Petite histoire d’une évangélisation active, où comment vos bons conseils pourraient finir par se retourner contre vous.
A force de faire la promotion du RSS comme outil ultime d’aide à la veille, à force de prôner la syndication[1] à tout prix et les usages de services comme Netvibes ou Bloglines, le blogueur moyen ne serait-il pas en train de se tirer une balle dans le pied ?
Etonnant comme question, voire iconoclaste, j’en conviens.
Et pourtant…


Décryptage (comme on dit dans les média intelligents).
Depuis 27 mois, soit la mise en place de la nouvelle et actuelle version de Presse-citron, l’audience de ce blog n’a cessé de croître, de façon régulière et soutenue, jusqu’à atteindre quelques pics au-delà des 15000 visiteurs uniques par jour au cours du premier semestre de cette année.
Cette tendance s’est stabilisée, puis a commencé à s’inverser à partir du deuxième trimestre (ce qui n’est pas incompatible avec la phrase précédente), même si l’audience remonte de nouveau de façon significative depuis quelques semaines.

Au-delà des habituelles fluctuations de fréquentation que peut subir n’importe-quel site web, que faut-il en conclure ?
En premier lieu, que le potentiel d’audience maximal en 2007 pour un blog francophone ayant pour thématique principale les tendances du web doit se situer dans une fourchette large de 5000 à 10000 visiteurs uniques par jour, et seule une poignée de blogs peut se prévaloir de ces chiffres, parmi lesquels ceux de Fred Cavazza, Tristant Nitot, Techcrunch France, Loïc Le Meur, Fubiz (qui inaugure son nouveau design, très réussi), Emob, et bien sûr quelques autres qui j’espère ne m’en voudront pas si je ne les cite pas, sans compter bien sur votre serviteur.
Je précise bien : en 2007. Cela signifie à mes yeux que le trafic continuera probablement à augmenter, mais plus lentement.
Ou pas.

Le coeur de la question.
Il semblerait que ce qui n’était jusque-là qu’une hypothèse se confirme : sur les blogs "high-tech", le nombre de visiteurs uniques et d’abonnés RSS suivent dans un premier temps une courbe de croissance similaire.

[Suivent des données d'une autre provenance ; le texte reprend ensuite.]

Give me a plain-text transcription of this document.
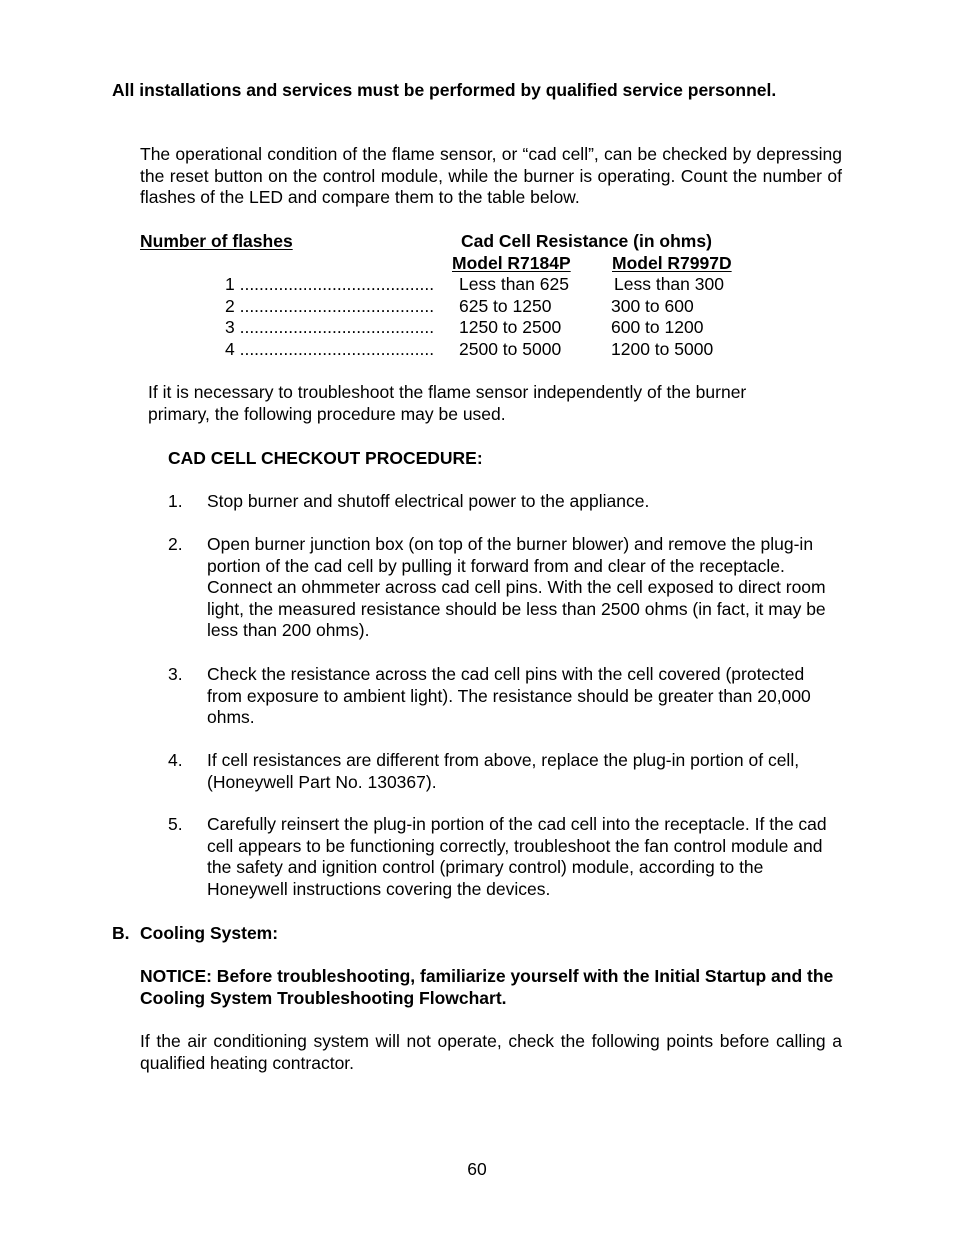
All installations and services must be performed by qualified service personnel.
The operational condition of the flame sensor, or “cad cell”, can be checked by depressing the reset button on the control module, while the burner is operating. Count the number of flashes of the LED and compare them to the table below.
Number of flashes	Cad Cell Resistance (in ohms)
Model R7184P Model R7997D
1 ........................................ Less than 625	Less than 300
2 ........................................ 625 to 1250	300 to 600
3 ........................................ 1250 to 2500	600 to 1200
4 ........................................ 2500 to 5000	1200 to 5000
If it is necessary to troubleshoot the flame sensor independently of the burner
primary, the following procedure may be used.
CAD CELL CHECKOUT PROCEDURE:
1. Stop burner and shutoff electrical power to the appliance.
2. Open burner junction box (on top of the burner blower) and remove the plug-in portion of the cad cell by pulling it forward from and clear of the receptacle. Connect an ohmmeter across cad cell pins. With the cell exposed to direct room light, the measured resistance should be less than 2500 ohms (in fact, it may be less than 200 ohms).
3. Check the resistance across the cad cell pins with the cell covered (protected from exposure to ambient light). The resistance should be greater than 20,000 ohms.
4. If cell resistances are different from above, replace the plug-in portion of cell, (Honeywell Part No. 130367).
5. Carefully reinsert the plug-in portion of the cad cell into the receptacle. If the cad cell appears to be functioning correctly, troubleshoot the fan control module and the safety and ignition control (primary control) module, according to the Honeywell instructions covering the devices.
B. Cooling System:
NOTICE: Before troubleshooting, familiarize yourself with the Initial Startup and the Cooling System Troubleshooting Flowchart.
If the air conditioning system will not operate, check the following points before calling a qualified heating contractor.
60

Puis, arrivé à une masse critique que je situerai aux alentours des 10000 visiteurs uniques et 10000 abonnés RSS (c’étaient à peu près les chiffres de Presse-citron au cours du deuxième trimestre 2007),  la tendance s’inverse : le nombre d’abonnés RSS continue de croître à un rythme soutenu (en tout cas si je me fie aux indicateurs Feedburner) alors que le nombre de visiteurs uniques n’évolue plus ou peu, voire diminue.

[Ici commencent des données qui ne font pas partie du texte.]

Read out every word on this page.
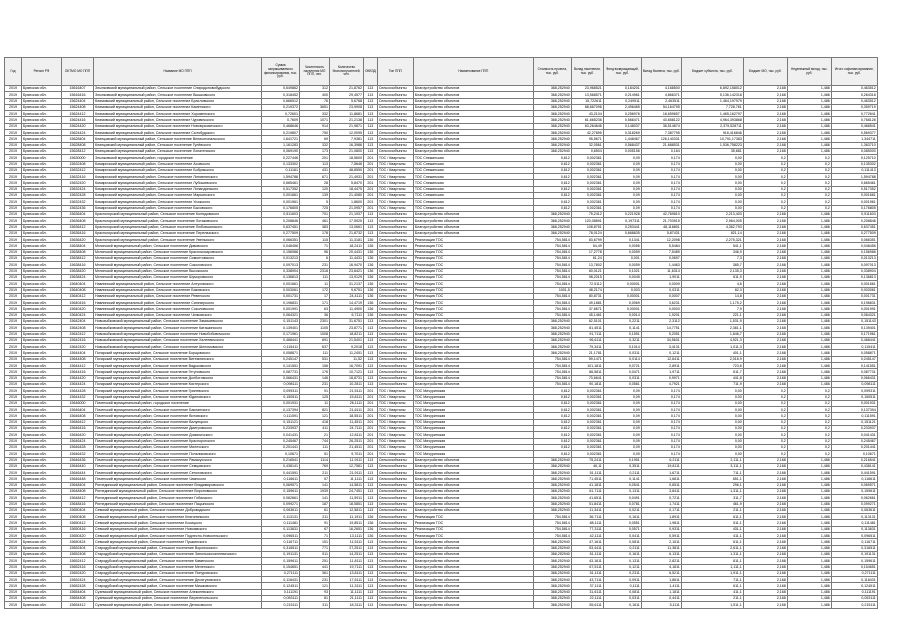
Год	Регион РФ	ОКТМО МО ППП	Название МО ППП	Сумма запрашиваемого финансирования, тыс. руб.	Численность населения МО ППП, чел.	Количество благополучателей, чел.	ОКВЭД	Тип ППП	Наименование ППП	Стоимость проекта, тыс. руб.	Вклад населения, тыс. руб.	Фонд возвращающий, тыс. руб.	Вклад бизнеса, тыс. руб.	Бюджет субъекта, тыс. руб.	Бюджет МО, тыс. руб.	Неденежный вклад, тыс. руб.	Итого софинансирование, тыс. руб.
2019	Брянская обл.	15616407	Злынковский муниципальный район, Сельское поселение Спиридоновобудского	0,649862	312	21,8762	113	Сельхозобъекты	Благоустройство объектов	368,252940	23,968521	0,184201	4,168500	6,892,158012	2,168	1,486	0,463512
2019	Брянская обл.	15616416	Злынковский муниципальный район, Сельское поселение Вышковского	0,318452	400	29,4577	113	Сельхозобъекты	Благоустройство объектов	368,252940	13,568571	0,214961	4,866371	5,136,142316	2,168	1,486	0,264318
2019	Брянская обл.	15624404	Климовский муниципальный район, Сельское поселение Брахловского	0,666512	76	5,6768	113	Сельхозобъекты	Благоустройство объектов	368,252940	15,722611	0,249511	2,463511	1,464,197979	2,168	1,486	0,463512
2019	Брянская обл.	15624408	Климовский муниципальный район, Сельское поселение Каменского	0,219372	3651	23,9908	113	Сельхозобъекты	Благоустройство объектов	368,252940	68,667096	2,496465	54,164795	7,728,761	2,168	1,486	0,359719
2019	Брянская обл.	15624412	Климовский муниципальный район, Сельское поселение Хороменского	0,72601	332	11,8681	113	Сельхозобъекты	Благоустройство объектов	368,252940	43,2104	0,256976	18,659657	1,465,162797	2,168	1,486	0,772641
2019	Брянская обл.	15624416	Климовский муниципальный район, Сельское поселение Чуровичского	0,7609	1071	21,2138	113	Сельхозобъекты	Благоустройство объектов	368,252940	61,665236	0,566471	43,658122	4,964,393868	2,168	1,486	0,768126
2019	Брянская обл.	15624420	Климовский муниципальный район, Сельское поселение Новоюрковичского	0,468646	914	21,9871	113	Сельхозобъекты	Благоустройство объектов	368,252940	63,264646	0,148037	38,514674	2,379,528711	2,168	1,486	0,468541
2019	Брянская обл.	15624424	Климовский муниципальный район, Сельское поселение Сытобудского	0,219807	750	12,0095	113	Сельхозобъекты	Благоустройство объектов	368,252940	42,27895	0,318269	7,387795	918,416846	2,168	1,486	0,569377
2019	Брянская обл.	15628404	Клинцовский муниципальный район, Сельское поселение Великотопальского	1,641721	69	7,9381	113	Сельхозобъекты	Благоустройство объектов	368,252940	95,5671	1,448467	126,140331	10,791,17383	2,168	1,486	1,344711
2019	Брянская обл.	15628408	Клинцовский муниципальный район, Сельское поселение Гулёвского	1,161283	332	16,3986	113	Сельхозобъекты	Благоустройство объектов	368,252940	32,0561	0,568437	21,688531	1,536,758223	2,168	1,486	1,363710
2019	Брянская обл.	15628412	Клинцовский муниципальный район, Сельское поселение Лопатенского	0,069190	173	21,0800	113	Сельхозобъекты	Благоустройство объектов	368,252940	0,6504	0,005156	0,164	35,681	2,168	1,486	0,085000
2019	Брянская обл.	15630000	Злынковский муниципальный район, городское поселение	0,227446	201	18,5600	201	ТОС / Кварталы	ТОС Снежинская	0,612	0,002361	0,09	0,174	0,00	0,2	0,2	0,125710
2019	Брянская обл.	15632408	Комаричский муниципальный район, Сельское поселение Асовского	0,133302	113	7,5646	201	ТОС / Кварталы	ТОС Снежинская	0,612	0,002361	0,09	0,174	0,00	0,2	0,2	0,135302
2019	Брянская обл.	15632412	Комаричский муниципальный район, Сельское поселение Бобрикского	0,11161	431	48,8550	201	ТОС / Кварталы	ТОС Снежинская	0,612	0,002361	0,09	0,174	0,00	0,2	0,2	0,111413
2019	Брянская обл.	15632416	Комаричский муниципальный район, Сельское поселение Литовнянского	1,594786	671	21,4931	201	ТОС / Кварталы	ТОС Снежинская	0,612	0,002361	0,09	0,174	0,00	0,2	0,2	1,594788
2019	Брянская обл.	15632420	Комаричский муниципальный район, Сельское поселение Лубошевского	0,665461	28	5,8470	201	ТОС / Кварталы	ТОС Снежинская	0,612	0,002361	0,09	0,174	0,00	0,2	0,2	0,665461
2019	Брянская обл.	15632424	Комаричский муниципальный район, Сельское поселение Лопандинского	0,517352	120	18,4475	201	ТОС / Кварталы	ТОС Снежинская	0,612	0,002361	0,09	0,174	0,00	0,2	0,2	0,517352
2019	Брянская обл.	15632428	Комаричский муниципальный район, Сельское поселение Марьинского	0,001661	139	21,4080	201	ТОС / Кварталы	ТОС Снежинская	0,612	0,002361	0,09	0,174	0,00	0,2	0,2	0,001661
2019	Брянская обл.	15632432	Комаричский муниципальный район, Сельское поселение Усожского	0,001961	5	1,8600	201	ТОС / Кварталы	ТОС Снежинская	0,612	0,002361	0,09	0,174	0,00	0,2	0,2	0,001961
2019	Брянская обл.	15632436	Комаричский муниципальный район, Сельское поселение Быховского	0,176805	725	21,0957	201	ТОС / Кварталы	ТОС Снежинская	0,612	0,002361	0,09	0,174	0,00	0,2	0,2	0,176805
2019	Брянская обл.	15636404	Красногорский муниципальный район, Сельское поселение Колюдовского	0,511603	701	21,1937	113	Сельхозобъекты	Благоустройство объектов	368,252940	75,2412	0,221928	42,769810	2,213,403	2,168	1,486	0,511603
2019	Брянская обл.	15636408	Красногорский муниципальный район, Сельское поселение Лотаковского	0,208846	461	17,5925	113	Сельхозобъекты	Благоустройство объектов	368,252940	120,08891	0,197311	21,703915	2,964,005	2,168	1,486	0,208846
2019	Брянская обл.	15636412	Красногорский муниципальный район, Сельское поселение Любовшанского	0,637451	383	13,0661	113	Сельхозобъекты	Благоустройство объектов	368,252940	108,8751	0,253441	48,116801	4,362,793	2,168	1,486	0,637451
2019	Брянская обл.	15636416	Красногорский муниципальный район, Сельское поселение Перелазского	0,277509	178	21,8732	113	Сельхозобъекты	Благоустройство объектов	368,252940	78,0124	0,668835	5,87431	821,14	2,168	1,486	0,277509
2019	Брянская обл.	15636420	Красногорский муниципальный район, Сельское поселение Увельского	0,066351	115	11,3181	136	Сельхозобъекты	Реализация ТОС	754,5814	83,6799	0,1341	12,2098	2,275,321	2,168	1,486	0,066351
2019	Брянская обл.	15638404	Мглинский муниципальный район, Сельское поселение Дивовского	0,048456	71	18,2411	136	Сельхозобъекты	Реализация ТОС	754,5814	54,49	0,0056	5,5484	541,1	2,168	1,486	0,048456
2019	Брянская обл.	15638408	Мглинский муниципальный район, Сельское поселение Краснокосаровского	0,156986	96	20,4431	136	Сельхозобъекты	Реализация ТОС	754,5814	17,2778	0,0059	7,5489	346,9	2,168	1,486	0,156986
2019	Брянская обл.	15638412	Мглинский муниципальный район, Сельское поселение Симонтовского	0,013213	6	11,4431	136	Сельхозобъекты	Реализация ТОС	754,5814	61,24	0,001	0,0697	7,3	2,168	1,486	0,013213
2019	Брянская обл.	15638416	Мглинский муниципальный район, Сельское поселение Соколовского	0,097013	231	16,9470	136	Сельхозобъекты	Реализация ТОС	754,5814	13,7802	0,0059	1,4463	385,7	2,168	1,486	0,097013
2019	Брянская обл.	15638420	Мглинский муниципальный район, Сельское поселение Высокского	0,338904	2318	23,8421	136	Сельхозобъекты	Реализация ТОС	754,5814	60,0121	0,1021	11,6314	2,135,3	2,168	1,486	0,338904
2019	Брянская обл.	15638424	Мглинский муниципальный район, Сельское поселение Шуморовского	0,136813	111	13,9129	136	Сельхозобъекты	Реализация ТОС	754,5814	98,2015	0,0045	1,9011	611,9	2,168	1,486	0,136813
2019	Брянская обл.	15640404	Навлинский муниципальный район, Сельское поселение Алтуховского	0,001661	11	31,2137	136	Сельхозобъекты	Реализация ТОС	754,5814	72,5112	0,00001	0,0009	4,6	2,168	1,486	0,001661
2019	Брянская обл.	15640408	Навлинский муниципальный район, Сельское поселение Бяковского	0,003061	172	9,6751	136	Сельхозобъекты	Реализация ТОС	1001,5	48,2174	0,003	0,0311	62,3	2,168	1,486	0,003061
2019	Брянская обл.	15640412	Навлинский муниципальный район, Сельское поселение Ревенского	0,001731	17	24,4111	136	Сельхозобъекты	Реализация ТОС	754,5814	80,8731	0,00001	0,0007	14,8	2,168	1,486	0,001731
2019	Брянская обл.	15640416	Навлинский муниципальный район, Сельское поселение Синезерского	0,196831	171	14,4719	136	Сельхозобъекты	Реализация ТОС	754,5814	49,1881	0,0069	3,6231	1,175,2	2,168	1,486	0,196831
2019	Брянская обл.	15640420	Навлинский муниципальный район, Сельское поселение Соколовского	0,001991	63	11,4900	136	Сельхозобъекты	Реализация ТОС	754,5814	37,6671	0,00001	0,0003	7,9	2,168	1,486	0,001991
2019	Брянская обл.	15640424	Навлинский муниципальный район, Сельское поселение Чичковского	0,064321	36	6,7111	136	Сельхозобъекты	Реализация ТОС	754,5814	45,1461	0,0014	1,9201	221,1	2,168	1,486	0,064321
2019	Брянская обл.	15642404	Новозыбковский муниципальный район, Сельское поселение Замишевского	0,151143	2301	31,6751	113	Сельхозобъекты	Благоустройство объектов	368,252940	62,5101	0,2211	2,3112	1,531,9	2,168	1,486	0,151143
2019	Брянская обл.	15642408	Новозыбковский муниципальный район, Сельское поселение Каташинского	0,139401	1105	23,8771	113	Сельхозобъекты	Благоустройство объектов	368,252940	81,4511	0,1141	14,7751	2,361,1	2,168	1,486	0,139401
2019	Брянская обл.	15642412	Новозыбковский муниципальный район, Сельское поселение Новобобовичского	0,171961	1008	18,8211	113	Сельхозобъекты	Благоустройство объектов	368,252940	91,7111	0,1591	5,2051	1,846,7	2,168	1,486	0,171961
2019	Брянская обл.	15642416	Новозыбковский муниципальный район, Сельское поселение Халеевичского	0,468441	691	21,5401	113	Сельхозобъекты	Благоустройство объектов	368,252940	96,6111	0,3211	34,5631	4,521,3	2,168	1,486	0,468441
2019	Брянская обл.	15642420	Новозыбковский муниципальный район, Сельское поселение Шеломовского	0,115411	637	9,2018	113	Сельхозобъекты	Благоустройство объектов	368,252940	79,3411	0,1014	3,4131	1,011,3	2,168	1,486	0,115411
2019	Брянская обл.	15644404	Погарский муниципальный район, Сельское поселение Борщовского	0,058871	111	11,2451	113	Сельхозобъекты	Благоустройство объектов	368,252940	21,1781	0,0311	0,1211	401,1	2,168	1,486	0,058871
2019	Брянская обл.	15644408	Погарский муниципальный район, Сельское поселение Витемлянского	0,245147	531	11,52	113	Сельхозобъекты	Благоустройство объектов	754,5814	59,1471	0,0114	12,6411	2,016,9	2,168	1,486	0,245147
2019	Брянская обл.	15644412	Погарский муниципальный район, Сельское поселение Вадьковского	0,141551	156	16,7091	113	Сельхозобъекты	Благоустройство объектов	754,5814	101,1811	0,0721	2,8911	723,6	2,168	1,486	0,141551
2019	Брянская обл.	15644416	Погарский муниципальный район, Сельское поселение Гетуновского	0,087731	176	10,7121	113	Сельхозобъекты	Благоустройство объектов	754,5814	86,5811	0,0471	1,9711	611,7	2,168	1,486	0,087731
2019	Брянская обл.	15644420	Погарский муниципальный район, Сельское поселение Долботовского	0,066431	146	18,8731	113	Сельхозобъекты	Благоустройство объектов	754,5814	70,6641	0,0311	0,9971	441,8	2,168	1,486	0,066431
2019	Брянская обл.	15644424	Погарский муниципальный район, Сельское поселение Кистерского	0,098111	231	10,2811	113	Сельхозобъекты	Благоустройство объектов	754,5814	90,1811	0,0561	4,7921	711,9	2,168	1,486	0,098111
2019	Брянская обл.	15644428	Погарский муниципальный район, Сельское поселение Гриневского	0,099311	91	21,5111	201	ТОС / Кварталы	ТОС Мичуринская	0,612	0,002361	0,09	0,174	0,00	0,2	0,2	0,099311
2019	Брянская обл.	15644432	Погарский муниципальный район, Сельское поселение Юдиновского	0,150511	125	15,8111	201	ТОС / Кварталы	ТОС Мичуринская	0,612	0,002361	0,09	0,174	0,00	0,2	0,2	0,150511
2019	Брянская обл.	15646000	Почепский муниципальный район, городское поселение	0,001931	11	26,1111	201	ТОС / Кварталы	ТОС Мичуринская	0,612	0,002361	0,09	0,174	0,00	0,2	0,2	0,001931
2019	Брянская обл.	15646404	Почепский муниципальный район, Сельское поселение Бакланского	0,137394	821	21,6111	201	ТОС / Кварталы	ТОС Мичуринская	0,612	0,002361	0,09	0,174	0,00	0,2	0,2	0,137394
2019	Брянская обл.	15646408	Почепский муниципальный район, Сельское поселение Витовского	0,111591	121	18,5511	201	ТОС / Кварталы	ТОС Мичуринская	0,612	0,002361	0,09	0,174	0,00	0,2	0,2	0,111591
2019	Брянская обл.	15646412	Почепский муниципальный район, Сельское поселение Валуецкого	0,151121	418	11,4511	201	ТОС / Кварталы	ТОС Мичуринская	0,612	0,002361	0,09	0,174	0,00	0,2	0,2	0,151121
2019	Брянская обл.	15646416	Почепский муниципальный район, Сельское поселение Дмитровского	0,233937	411	24,7111	201	ТОС / Кварталы	ТОС Мичуринская	0,612	0,002361	0,09	0,174	0,00	0,2	0,2	0,233937
2019	Брянская обл.	15646420	Почепский муниципальный район, Сельское поселение Доманичского	0,041431	21	12,8111	201	ТОС / Кварталы	ТОС Мичуринская	0,612	0,002361	0,09	0,174	0,00	0,2	0,2	0,041431
2019	Брянская обл.	15646424	Почепский муниципальный район, Сельское поселение Краснорогского	0,245467	744	26,2511	201	ТОС / Кварталы	ТОС Мичуринская	0,612	0,002361	0,09	0,174	0,00	0,2	0,2	0,245467
2019	Брянская обл.	15646428	Почепский муниципальный район, Сельское поселение Милечского	0,201441	111	21,4511	201	ТОС / Кварталы	ТОС Мичуринская	0,612	0,002361	0,09	0,174	0,00	0,2	0,2	0,201441
2019	Брянская обл.	15646432	Почепский муниципальный район, Сельское поселение Польниковского	0,10671	51	9,7011	201	ТОС / Кварталы	ТОС Мичуринская	0,612	0,002361	0,09	0,174	0,00	0,2	0,2	0,10671
2019	Брянская обл.	15646436	Почепский муниципальный район, Сельское поселение Рамасухского	0,216541	1114	11,9111	113	Сельхозобъекты	Благоустройство объектов	368,252940	75,2411	0,1951	6,2111	2,111,1	2,168	1,486	0,216541
2019	Брянская обл.	15646440	Почепский муниципальный район, Сельское поселение Семцовского	0,438141	769	12,7581	113	Сельхозобъекты	Благоустройство объектов	368,252940	46,11	0,3511	19,8111	3,111,1	2,168	1,486	0,438141
2019	Брянская обл.	15646444	Почепский муниципальный район, Сельское поселение Сетоловского	0,441591	211	21,9111	113	Сельхозобъекты	Благоустройство объектов	368,252940	51,1111	0,2111	1,6711	711,1	2,168	1,486	0,441591
2019	Брянская обл.	15646448	Почепский муниципальный район, Сельское поселение Чаянского	0,116611	57	11,1111	113	Сельхозобъекты	Благоустройство объектов	368,252940	71,4511	0,1141	1,6811	651,1	2,168	1,486	0,116611
2019	Брянская обл.	15648404	Рогнединский муниципальный район, Сельское поселение Владимировского	0,069571	141	14,5811	113	Сельхозобъекты	Благоустройство объектов	368,252940	41,1811	0,0541	0,6511	296,1	2,168	1,486	0,069571
2019	Брянская обл.	15648408	Рогнединский муниципальный район, Сельское поселение Вороновского	0,159611	1939	24,7451	113	Сельхозобъекты	Благоустройство объектов	368,252940	61,7111	0,1311	3,8411	1,311,1	2,168	1,486	0,159611
2019	Брянская обл.	15648412	Рогнединский муниципальный район, Сельское поселение Гобикского	0,062661	141	11,5911	113	Сельхозобъекты	Благоустройство объектов	368,252940	41,6511	0,0491	0,7211	311,7	2,168	1,486	0,062661
2019	Брянская обл.	15648416	Рогнединский муниципальный район, Сельское поселение Пацынского	0,099271	187	18,5851	113	Сельхозобъекты	Благоустройство объектов	368,252940	51,8411	0,0781	1,7411	461,9	2,168	1,486	0,099271
2019	Брянская обл.	15650404	Севский муниципальный район, Сельское поселение Доброводского	0,063611	61	12,5811	113	Сельхозобъекты	Благоустройство объектов	368,252940	11,3411	0,0211	0,1711	211,1	2,168	1,486	0,063611
2019	Брянская обл.	15650408	Севский муниципальный район, Сельское поселение Княгининского	0,113131	211	11,1911	136	Сельхозобъекты	Реализация ТОС	754,5814	36,7111	0,1611	1,8911	611,1	2,168	1,486	0,113131
2019	Брянская обл.	15650412	Севский муниципальный район, Сельское поселение Косицкого	0,111481	91	19,8511	136	Сельхозобъекты	Реализация ТОС	754,5814	88,1111	0,0551	1,9811	511,1	2,168	1,486	0,111481
2019	Брянская обл.	15650416	Севский муниципальный район, Сельское поселение Новоямского	0,113631	67	16,2651	136	Сельхозобъекты	Реализация ТОС	754,5814	77,3111	0,0571	0,9311	431,1	2,168	1,486	0,113631
2019	Брянская обл.	15650420	Севский муниципальный район, Сельское поселение Подлесно-Новосельского	0,096511	71	13,1111	136	Сельхозобъекты	Реализация ТОС	754,5814	42,1111	0,0411	0,5911	411,1	2,168	1,486	0,096511
2019	Брянская обл.	15650424	Севский муниципальный район, Сельское поселение Пушкинского	0,116711	151	11,5111	113	Сельхозобъекты	Благоустройство объектов	368,252940	47,1611	0,0811	2,1511	611,1	2,168	1,486	0,116711
2019	Брянская обл.	15652404	Стародубский муниципальный район, Сельское поселение Воронокского	0,316511	771	27,2511	113	Сельхозобъекты	Благоустройство объектов	368,252940	53,4411	0,2111	11,3811	2,611,1	2,168	1,486	0,316511
2019	Брянская обл.	15652408	Стародубский муниципальный район, Сельское поселение Запольскохалеевичского	0,191131	511	14,2511	113	Сельхозобъекты	Благоустройство объектов	368,252940	61,1111	0,1611	6,1311	1,311,1	2,168	1,486	0,191131
2019	Брянская обл.	15652412	Стародубский муниципальный район, Сельское поселение Каменского	0,159611	251	11,8111	113	Сельхозобъекты	Благоустройство объектов	368,252940	43,1611	0,1311	2,8211	811,1	2,168	1,486	0,159611
2019	Брянская обл.	15652416	Стародубский муниципальный район, Сельское поселение Меленского	0,154651	441	19,7111	113	Сельхозобъекты	Благоустройство объектов	368,252940	67,5111	0,1211	4,1811	1,111,1	2,168	1,486	0,154651
2019	Брянская обл.	15652420	Стародубский муниципальный район, Сельское поселение Понуровского	0,271111	361	13,8111	113	Сельхозобъекты	Благоустройство объектов	368,252940	51,1111	0,2311	6,5211	1,911,1	2,168	1,486	0,271111
2019	Брянская обл.	15652424	Стародубский муниципальный район, Сельское поселение Десятуховского	0,118431	231	17,5111	113	Сельхозобъекты	Благоустройство объектов	368,252940	43,7111	0,0911	1,8611	711,1	2,168	1,486	0,118431
2019	Брянская обл.	15652428	Стародубский муниципальный район, Сельское поселение Мишковского	0,124511	121	11,3111	113	Сельхозобъекты	Благоустройство объектов	368,252940	37,1111	0,1111	1,4111	611,1	2,168	1,486	0,124511
2019	Брянская обл.	15654404	Суземский муниципальный район, Сельское поселение Алексеевского	0,111191	93	11,1111	113	Сельхозобъекты	Благоустройство объектов	368,252940	31,6111	0,0811	1,1811	411,1	2,168	1,486	0,111191
2019	Брянская обл.	15654408	Суземский муниципальный район, Сельское поселение Верхнепольского	0,053111	81	21,1111	113	Сельхозобъекты	Благоустройство объектов	368,252940	22,1111	0,0311	0,4411	211,1	2,168	1,486	0,053111
2019	Брянская обл.	15654412	Суземский муниципальный район, Сельское поселение Денисовского	0,215111	311	18,3111	113	Сельхозобъекты	Благоустройство объектов	368,252940	55,6111	0,1611	5,1111	1,511,1	2,168	1,486	0,215111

Sans aller jusqu’à paraphraser Stéphane, on peut en déduire qu’une part importante du lectorat des blogs ne visite pratiquement jamais ceux-ci.

Ceci appelle plusieurs réflexions :

  • à quoi bon investir du temps dans le développement ou l’implantation de fonctions annexes (liste des derniers commentaires, blogroll, widgets, tags, bref tout ce qui ne constitue pas le contenu éditorial) si la plupart de vos lecteurs n’y ont pas accès ? J’exagère bien sûr.
  • en poussant un peu le raisonnement : pourquoi investir dans un design léché si plus personne ne vient "voir" votre blog ?
  • sur les blogs "high-tech", le lectorat l’est aussi, high-tech, et utilise donc dans de grandes proportions un agrégateur. Beaucoup plus que sur un blog people par exemple. Mon camarade Alex de Tuxboard ne me contredira pas, qui affiche moins de 200 abonnés RSS alors que son blog caracole tranquille aux alentours de 15000 visiteurs uniques par jour.
    Vous voyez un peu le ratio ? CQFD.
  • quid de la monétisation et du "poids" d’un blog vis-à-vis d’un annonceur ? Les données ne sont-elles pas un peu faussées ? Ne vaut-il pas mieux avoir un lectorat fidèle et qualifié via RSS que des visiteurs uniques volages et au fort taux de rebond ? Quelle est la "valeur" pour un annonceur d’un lectorat de passage de 20000 uniques contre 10000 abonnés RSS fidèles. Je n’ai pas la réponse mais en envisageant toujours la question du point de vue de la valorisation d’un blog pour un sponsor éventuel, il ne serait pas absurde de trouver une forme de cumul des visiteurs et des abonnés, déduit bien sûr de ceux qui sont les deux (une partie des abonnés au flux RSS se rend aussi sur le blog pour poster un commentaire par exemple).
  • la monétisation, toujours : la publicité n’a pas encore vraiment fait son entrée dans les flux RSS. Mais quand elle y figure, principalement dans les blogs anglo-saxons, je ne la trouve pas intrusive, et elle ne me dérange pas. Pas sûr que tout le monde soit de mon avis en revanche…
  • le déplacement des contenus, mais aussi des "contenants" vers les agrégateurs. Les premiers agrégateurs (et même actuellement si vous personnalisez le vôtre) n’affichaient que le texte, permettant d’aller directement au contenu. Puis sont venues les images, les éléments multimédia inclus dans un billet (cf Netvibes), et ensuite un certain respect de la mise en forme des articles originaux, y compris le logo du blog, puis même l’affichage d’informations connexes (nombre de commentaires, vote Digg, etc). Il ne manque plus que la pub et vous aurez en face de vous un clone du blog, loin de la vocation première de l’agrégateur.
  • j’ai déjà eu l’occasion de dire ici que parmi les blogs que je lis, il y en a certains que je ne lis jamais via mon agrégateur, car je prefère les visiter, pour diverses raisons, que je qualifierais de sentimentales (même si je ne connais pas forcément leur auteur). Qu’en déduire ? Que les blogs avec un supplément d’âme n’ont pas à craindre les RSS car ils ont su créer avec leur communauté une proximité et une complicité qui deviennent addictives dans le temps. On va chez eux comme on va prendre un verre chez un(e) ami(e).
    A nous de trouver la bonne recette pour ce "supplément d’âme" sur notre blog…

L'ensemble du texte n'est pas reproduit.